O Programa Apoio Pedagógico Complementar (APC) ampliou o público atendido na região do Baixo Paraíba em 2021, passando a abranger 13 municípios e 246 cursistas — entre estes 180 gestores escolares e 66 técnicos das secretarias de educação. O resultado aponta maior incidência do programa, que busca implementar ações de enfrentamento às dificuldades de aprendizagem de estudantes nos anos iniciais do ensino fundamental nos territórios atendidos em um contexto de ensino remoto.
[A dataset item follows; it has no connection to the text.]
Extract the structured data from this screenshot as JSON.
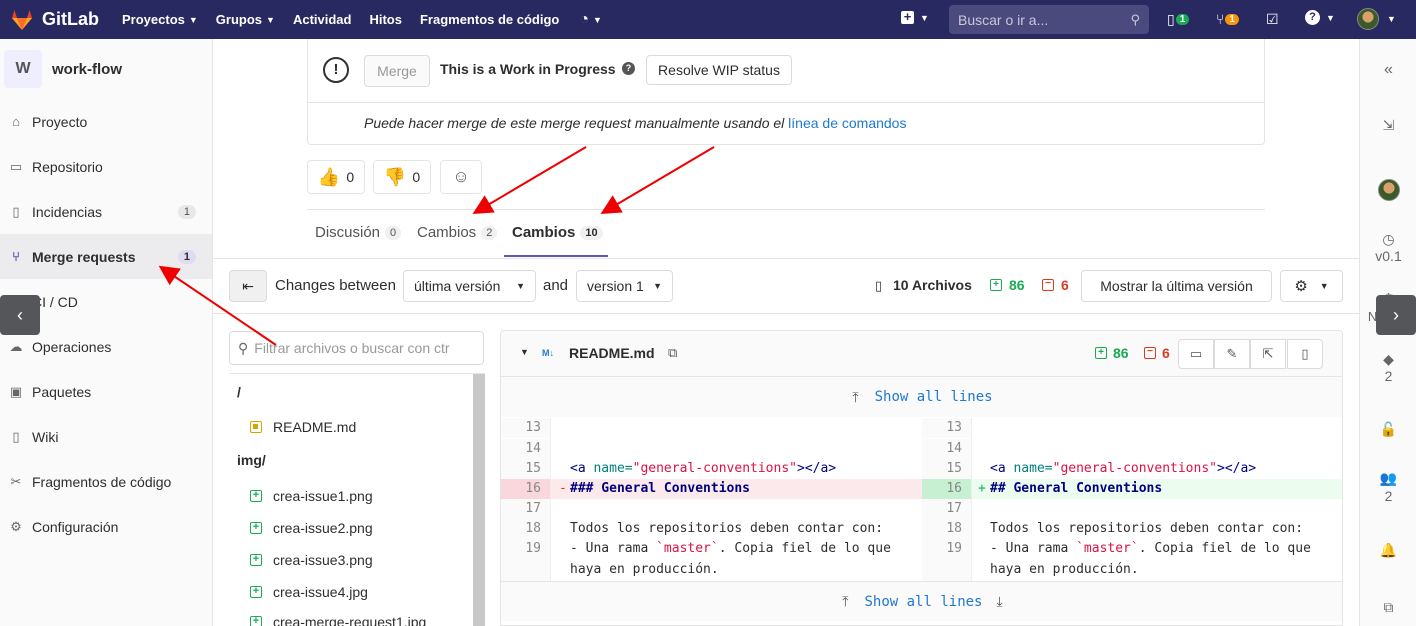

Tendo como diretriz geral garantir o direto a todas as crianças de aprenderem na idade certa, o APC, realizado pelo Itaú Social em parceria com o Cogiva e o Cenpec, desenvolve atividades formativas que incidem diretamente sobre um problema enfrentado por boa parte das secretarias de educação do país.

Érica Catalani, coordenadora do Programa pelo Cenpec, explica:

Érica Catalani educadora e coordenadora do APC
Foto: arquivo pessoal

O APC é uma tecnologia educacional composta por um conjunto de ações que envolvem avaliação diagnóstica, atendimento adicional às crianças com dificuldades de aprendizagem em Língua Portuguesa e Matemática e reorganização curricular para que os estudantes foquem e desenvolvam habilidades essenciais. Esses itens fazem parte hoje do protocolo de retorno às aulas. Nossa hipótese para essa maior adesão ao programa é de que as secretarias de educação do Baixo Paraíba perceberam que poderiam contar com a nossa metodologia para capacitar técnicos e gestores escolares nesse percurso.”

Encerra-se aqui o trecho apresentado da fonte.